Janette Oke and Laurel Oke Logan. Where Hope Prevails. Minneapolis: Bethany House Publishers, 2016. See here to buy the book.
Where Hope Prevails is the third book of the “Return to the
Canadian West” series. The series is about a privileged city woman,
Beth Thatcher, going to the coal mining Canadian West to teach. I read
the first two books of the series, and I have watched the first two
seasons of the Hallmark Channel TV series that is based on it, entitled When Calls the Heart. I was “meh” towards the first book, loved the second book, and absolutely adored the TV series.
In When Hope Prevails, Beth returns to the Canadian West to
teach, and she find that an additional teacher will be instructing the
older students. His name is Robert Harris Hughes. He is well-educated,
formal, and sophisticated, and he is an atheist. He has an agenda of
social engineering, as he wants to try Bertrand Russell’s educational
ideas on the rough Canadian West. Beth, a devout Christian, fears the
influence that Robert will have on his students.

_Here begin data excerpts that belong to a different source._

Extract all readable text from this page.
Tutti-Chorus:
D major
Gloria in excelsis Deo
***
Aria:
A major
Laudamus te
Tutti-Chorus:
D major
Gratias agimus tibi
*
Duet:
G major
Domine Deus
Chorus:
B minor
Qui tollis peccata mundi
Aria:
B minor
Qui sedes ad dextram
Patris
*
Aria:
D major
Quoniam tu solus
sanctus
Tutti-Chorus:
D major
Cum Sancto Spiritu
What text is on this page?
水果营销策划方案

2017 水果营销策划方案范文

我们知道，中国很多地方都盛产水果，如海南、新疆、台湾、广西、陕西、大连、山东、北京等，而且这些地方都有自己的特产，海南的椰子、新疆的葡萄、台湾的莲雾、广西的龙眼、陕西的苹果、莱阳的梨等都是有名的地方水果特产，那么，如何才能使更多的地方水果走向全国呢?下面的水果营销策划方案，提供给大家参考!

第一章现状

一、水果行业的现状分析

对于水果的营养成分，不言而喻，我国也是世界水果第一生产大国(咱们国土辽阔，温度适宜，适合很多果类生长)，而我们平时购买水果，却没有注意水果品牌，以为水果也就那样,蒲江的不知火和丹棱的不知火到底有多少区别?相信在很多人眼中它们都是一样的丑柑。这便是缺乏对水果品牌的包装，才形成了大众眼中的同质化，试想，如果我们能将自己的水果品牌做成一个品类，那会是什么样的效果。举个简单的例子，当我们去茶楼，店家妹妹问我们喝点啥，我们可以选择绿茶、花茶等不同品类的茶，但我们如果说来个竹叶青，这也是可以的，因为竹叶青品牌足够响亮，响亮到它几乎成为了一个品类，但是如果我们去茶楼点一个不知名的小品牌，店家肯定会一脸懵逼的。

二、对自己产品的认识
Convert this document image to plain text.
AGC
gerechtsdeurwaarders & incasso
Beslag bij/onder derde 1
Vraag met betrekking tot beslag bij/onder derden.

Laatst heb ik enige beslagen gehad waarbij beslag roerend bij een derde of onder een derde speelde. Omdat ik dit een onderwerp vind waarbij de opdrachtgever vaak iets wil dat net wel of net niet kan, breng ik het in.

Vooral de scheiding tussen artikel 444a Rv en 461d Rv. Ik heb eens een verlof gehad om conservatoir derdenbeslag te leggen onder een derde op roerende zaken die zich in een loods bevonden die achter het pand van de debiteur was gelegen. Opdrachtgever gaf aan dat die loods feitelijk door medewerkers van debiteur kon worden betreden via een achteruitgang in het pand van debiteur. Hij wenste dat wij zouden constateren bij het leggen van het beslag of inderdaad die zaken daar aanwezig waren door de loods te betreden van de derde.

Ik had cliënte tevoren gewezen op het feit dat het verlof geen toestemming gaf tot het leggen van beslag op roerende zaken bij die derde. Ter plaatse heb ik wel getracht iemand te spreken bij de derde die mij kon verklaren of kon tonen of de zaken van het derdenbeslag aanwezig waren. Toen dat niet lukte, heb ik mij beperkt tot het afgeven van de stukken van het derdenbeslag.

The main reason I wanted to read this book was to see how this
Christian novel would portray the clash in worldviews. And the book did
that rather well. While Robert Harris Hughes in the book does put on
airs and can be rather tactless, in a sophisticated sort of way, the
book does not demonize him. Beth’s love interest Jarrick sees him as a
man pursuing wisdom. Molly, whose homespun spiritual wisdom I
appreciated in the first book, encourages Beth to love Robert. Molly is
unfazed by his atheism, realizing that the Holy Spirit can speak to his
heart. Beth and Robert even have a debate about the historicity of the
Exodus! The book ended on a rather open-ended note, in terms of
Robert’s role in the story. I hope that he is in future books, and even
in the TV series.
The book covered other territory as well. Jarrick and Beth are
engaged, and Beth’s father has offered Jarrick a job in the city. That
would mean that Beth would have to quit teaching, which she is reluctant
to do. One of Beth’s students, Marnie, has met someone, and that may
mean that Marnie will not pursue a career in teaching, which is what
Beth wants for her. There are also the usual sinister interests in the
area, pursuing power in corrupt and insidious ways. That affects the
visiting schoolteacher, Robert Harris Hughes!
The book covered a lot of territory, and I would have preferred that
it focus more on the tension in worldview between Beth and Robert.
Still, it was an enjoyable read.
I received a complimentary review copy of this book from the publisher through Netgalley, in exchange for an honest review.